The concentration of succinic acid (2.69 g L-1), acetic acid (0.9 g L-1), and citric acid (0.49 g L-1) was due to the microbiota metabolism (LAB and yeast) during the first step of the bacaba beverage production. Acetic acid in higher concentrations is generally considered an undesirable metabolite in fruit wines (Barata ; Duarte ). Malic and tartaric acid were present in lower concentrations, but other acids (lactic, oxalic, propionic, and butyric) were not detected by HPLC. The sugars present in the beverage and the respective concentrations (g L-1) were fructose (3.62 ± 0.3), glucose (4.0 ± 0.9), and sucrose (88.4 ± 1.0). The sucrose was added during the preparation of the beverage. Maltose and raffinose were not found.

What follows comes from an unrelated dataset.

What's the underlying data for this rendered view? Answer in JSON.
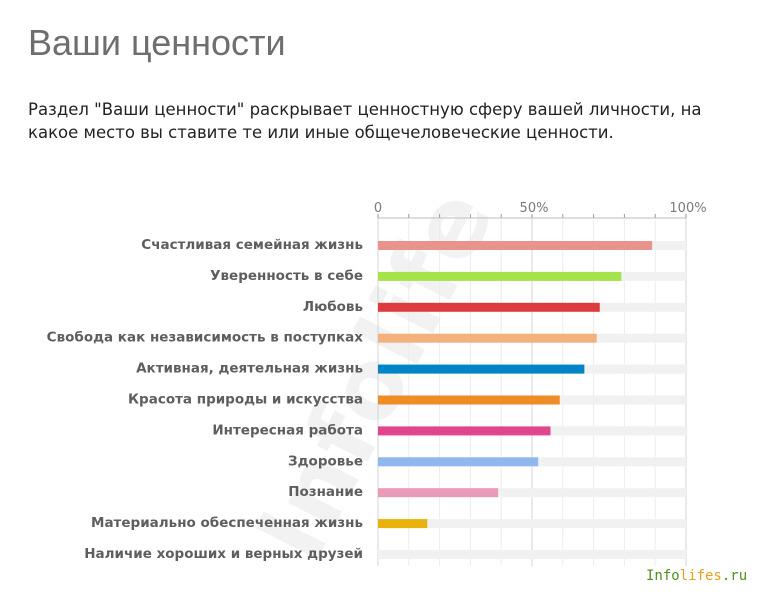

Ethanol was present at a low level (0.52 g L-1) and the glycerol content was 0.4 g L-1; they are the main products of fermentative yeasts. High temperatures (19-31 °C) increase ethanol production (Zajsek and Gorsek, 2010). The ambient temperature in the Umutina region during the beverage production ranged from 30 ° to 35 °C. Methanol was not identified. Due to the low ethanol content, the bacaba beverage was classified as a non-alcoholic beverage.

Conclusion

This study represents the first attempt to examine the bacaba chicha beverage. The microbiological results indicated that the better microbial community description could be reached when using culture-dependent and culture-independent methods together. The study of the chemical composition and the metabolite changes helped in understanding the nutritional importance of the bacaba beverage to the Umutina people and in validating its consumption, as bacaba fruit is widely available and has high nutritional value. This study is important for promoting the appreciation of and safeguarding this Brazilian indigenous beverage as an immaterial cultural heritage.